Mindee Larsen was fit to be tied—and not in a good way.
chapter 44
MINDEE BRACED HER HEAD against the steering wheel of her car outside her house. Her world was unraveling. She remembered how the Katelyn mess had started, and she wished—no,
That day. That moment of truth. If only …
Starla was hovering over her mother as she had pushed the SEND button.
A little tipsy, Mindee had leaned back and sipped her wine, her glass just about empty.
“Who are you going to get to meet her in Seattle?”
Mindee looked over at Starla, the vision of what she’d been meant to be when she was growing up in a modest South Seattle neighborhood—before she got pregnant by Adam and was forced to drop out of college. Mindee hadn’t always dreamed of cutting hair. In fact, her dreams, both day and night, had always been of other women fussing over her.
“No one,” Mindee said, tilting her empty glass to indicate that Starla had better fill it. “That would be too over the top.”
Starla shook her head and took the glass. “Like this isn’t?”
“We want to teach her a lesson, don’t we?”
“Yeah, but what lesson is she going to learn from going to Seattle and finding that her fake boyfriend doesn’t exist?”
“The best kind of lesson, Starla. The kind she won’t ever forget.”
As the memory replayed, Mindee steadied herself before getting out of her car and going inside.
This was, she was sure, the worst day ever.
She had no idea just how bad it really was.
STARLA CORNERED HER MOTHER in the kitchen.
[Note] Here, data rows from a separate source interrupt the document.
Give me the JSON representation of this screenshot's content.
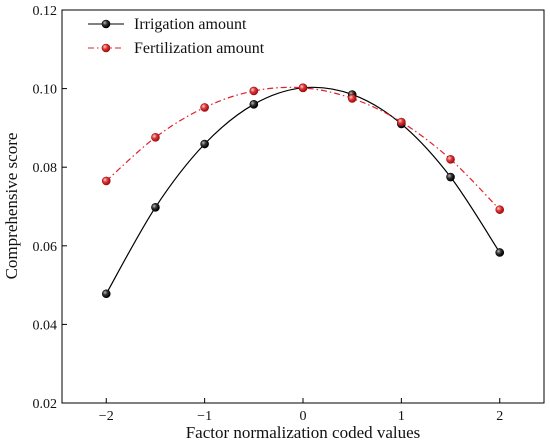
{
  "chart_data": {
    "type": "line",
    "xlabel": "Factor normalization coded values",
    "ylabel": "Comprehensive score",
    "xlim": [
      -2.45,
      2.45
    ],
    "ylim": [
      0.02,
      0.12
    ],
    "xticks": [
      -2,
      -1,
      0,
      1,
      2
    ],
    "xtick_labels": [
      "−2",
      "−1",
      "0",
      "1",
      "2"
    ],
    "yticks": [
      0.02,
      0.04,
      0.06,
      0.08,
      0.1,
      0.12
    ],
    "ytick_labels": [
      "0.02",
      "0.04",
      "0.06",
      "0.08",
      "0.10",
      "0.12"
    ],
    "grid": false,
    "legend_position": "top-left",
    "series": [
      {
        "name": "Irrigation amount",
        "color": "#000000",
        "line_style": "solid",
        "marker_color": "#222222",
        "x": [
          -2,
          -1.5,
          -1,
          -0.5,
          0,
          0.5,
          1,
          1.5,
          2
        ],
        "y": [
          0.0478,
          0.0698,
          0.0859,
          0.096,
          0.1002,
          0.0985,
          0.091,
          0.0775,
          0.0583
        ]
      },
      {
        "name": "Fertilization amount",
        "color": "#e0202a",
        "line_style": "dash-dot",
        "marker_color": "#d7262e",
        "x": [
          -2,
          -1.5,
          -1,
          -0.5,
          0,
          0.5,
          1,
          1.5,
          2
        ],
        "y": [
          0.0765,
          0.0876,
          0.0952,
          0.0994,
          0.1002,
          0.0975,
          0.0915,
          0.082,
          0.0692
        ]
      }
    ]
  }
}
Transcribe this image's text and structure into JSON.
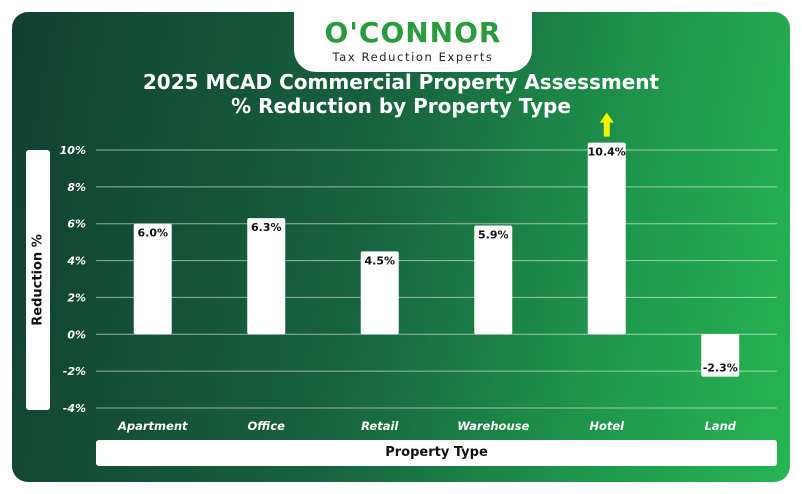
{
  "brand": {
    "name": "O'CONNOR",
    "tagline": "Tax Reduction Experts",
    "color": "#2c9a3e"
  },
  "chart_data": {
    "type": "bar",
    "title": "2025 MCAD Commercial Property Assessment",
    "subtitle": "% Reduction by Property Type",
    "xlabel": "Property Type",
    "ylabel": "Reduction %",
    "categories": [
      "Apartment",
      "Office",
      "Retail",
      "Warehouse",
      "Hotel",
      "Land"
    ],
    "values": [
      6.0,
      6.3,
      4.5,
      5.9,
      10.4,
      -2.3
    ],
    "value_labels": [
      "6.0%",
      "6.3%",
      "4.5%",
      "5.9%",
      "10.4%",
      "-2.3%"
    ],
    "ylim": [
      -4,
      10
    ],
    "yticks": [
      -4,
      -2,
      0,
      2,
      4,
      6,
      8,
      10
    ],
    "ytick_labels": [
      "-4%",
      "-2%",
      "0%",
      "2%",
      "4%",
      "6%",
      "8%",
      "10%"
    ],
    "grid": true,
    "bar_color": "#ffffff",
    "highlight_category": "Hotel",
    "highlight_color": "#f5f200"
  }
}
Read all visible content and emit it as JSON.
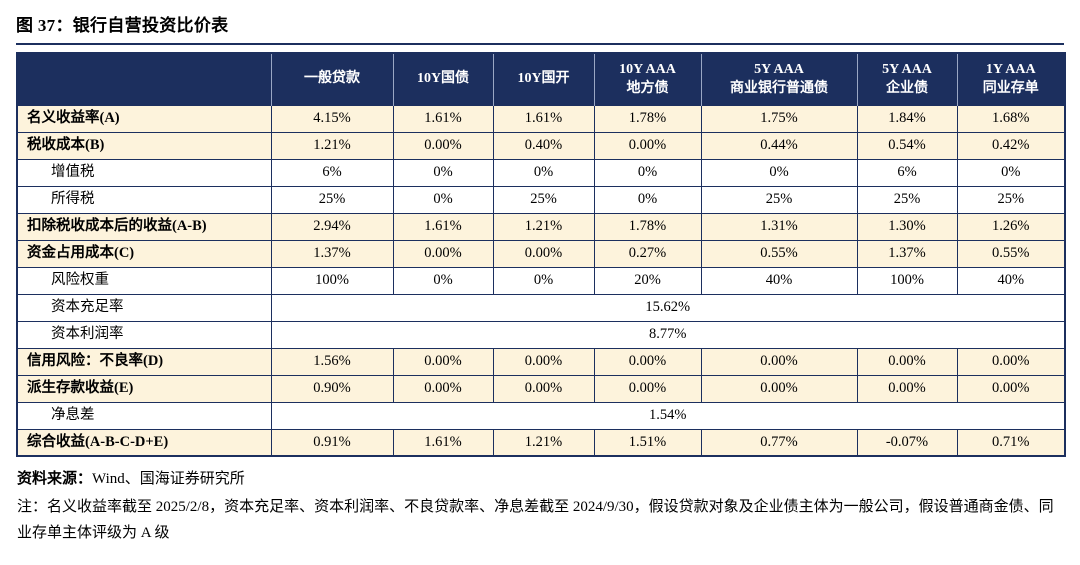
{
  "title": "图 37：银行自营投资比价表",
  "chart_data": {
    "type": "table",
    "title": "银行自营投资比价表",
    "columns": [
      [
        ""
      ],
      [
        "一般贷款"
      ],
      [
        "10Y国债"
      ],
      [
        "10Y国开"
      ],
      [
        "10Y AAA",
        "地方债"
      ],
      [
        "5Y AAA",
        "商业银行普通债"
      ],
      [
        "5Y AAA",
        "企业债"
      ],
      [
        "1Y AAA",
        "同业存单"
      ]
    ],
    "rows": [
      {
        "label": "名义收益率(A)",
        "emphasis": true,
        "values": [
          "4.15%",
          "1.61%",
          "1.61%",
          "1.78%",
          "1.75%",
          "1.84%",
          "1.68%"
        ]
      },
      {
        "label": "税收成本(B)",
        "emphasis": true,
        "values": [
          "1.21%",
          "0.00%",
          "0.40%",
          "0.00%",
          "0.44%",
          "0.54%",
          "0.42%"
        ]
      },
      {
        "label": "增值税",
        "emphasis": false,
        "values": [
          "6%",
          "0%",
          "0%",
          "0%",
          "0%",
          "6%",
          "0%"
        ]
      },
      {
        "label": "所得税",
        "emphasis": false,
        "values": [
          "25%",
          "0%",
          "25%",
          "0%",
          "25%",
          "25%",
          "25%"
        ]
      },
      {
        "label": "扣除税收成本后的收益(A-B)",
        "emphasis": true,
        "values": [
          "2.94%",
          "1.61%",
          "1.21%",
          "1.78%",
          "1.31%",
          "1.30%",
          "1.26%"
        ]
      },
      {
        "label": "资金占用成本(C)",
        "emphasis": true,
        "values": [
          "1.37%",
          "0.00%",
          "0.00%",
          "0.27%",
          "0.55%",
          "1.37%",
          "0.55%"
        ]
      },
      {
        "label": "风险权重",
        "emphasis": false,
        "values": [
          "100%",
          "0%",
          "0%",
          "20%",
          "40%",
          "100%",
          "40%"
        ]
      },
      {
        "label": "资本充足率",
        "emphasis": false,
        "merged_value": "15.62%"
      },
      {
        "label": "资本利润率",
        "emphasis": false,
        "merged_value": "8.77%"
      },
      {
        "label": "信用风险：不良率(D)",
        "emphasis": true,
        "values": [
          "1.56%",
          "0.00%",
          "0.00%",
          "0.00%",
          "0.00%",
          "0.00%",
          "0.00%"
        ]
      },
      {
        "label": "派生存款收益(E)",
        "emphasis": true,
        "values": [
          "0.90%",
          "0.00%",
          "0.00%",
          "0.00%",
          "0.00%",
          "0.00%",
          "0.00%"
        ]
      },
      {
        "label": "净息差",
        "emphasis": false,
        "merged_value": "1.54%"
      },
      {
        "label": "综合收益(A-B-C-D+E)",
        "emphasis": true,
        "values": [
          "0.91%",
          "1.61%",
          "1.21%",
          "1.51%",
          "0.77%",
          "-0.07%",
          "0.71%"
        ]
      }
    ]
  },
  "colors": {
    "header_bg": "#1c2f5e",
    "highlight_row_bg": "#fdf3dc",
    "border": "#1c2f5e"
  },
  "footer": {
    "source_label": "资料来源：",
    "source_text": "Wind、国海证券研究所",
    "note": "注：名义收益率截至 2025/2/8，资本充足率、资本利润率、不良贷款率、净息差截至 2024/9/30，假设贷款对象及企业债主体为一般公司，假设普通商金债、同业存单主体评级为 A 级"
  }
}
In doing so, she effectively blocked Mindee from the refrigerator and the wine that was beckoning the frazzled hairstylist from behind the shut door. Mindee wasn’t happy about that, but Starla didn’t care. They were in big trouble, and it seemed it was getting bigger all the time. Mindee had just returned from the police station, upset and shaky.
“Mom, we’ve got a colossal problem here, and I want to know how you’re going to fix things.”
Mindee tried to push her daughter away. “Me? How am I going to fix this? This whole thing is
Starla’s blue eyes were cold even when she was merely miffed. This time they shot out a stream of liquid nitrogen.
“You can’t be serious, Mom,” she said, standing her ground. “You know damn well that you came up with the idea to make her a fake boyfriend. And then you wrote that creepy note: ‘Watching you.’”
Mindee took another step, and there was barely room to do so. Refrigerator magnets and the bric-a-brac they held fell to the dingy floor.
“Do not use foul language with me,” she said.
Starla would not back down. It was as if someone had substituted lesser quality pom-poms and tried to trick her.
“Like, really? After all you’ve said and done, you’re going to blast me for my language? I’d laugh if I wasn’t so mad at you already!”
Mindee managed to wriggle away. “Exactly how would you have me fix this?” she asked, once more eyeing the fridge door.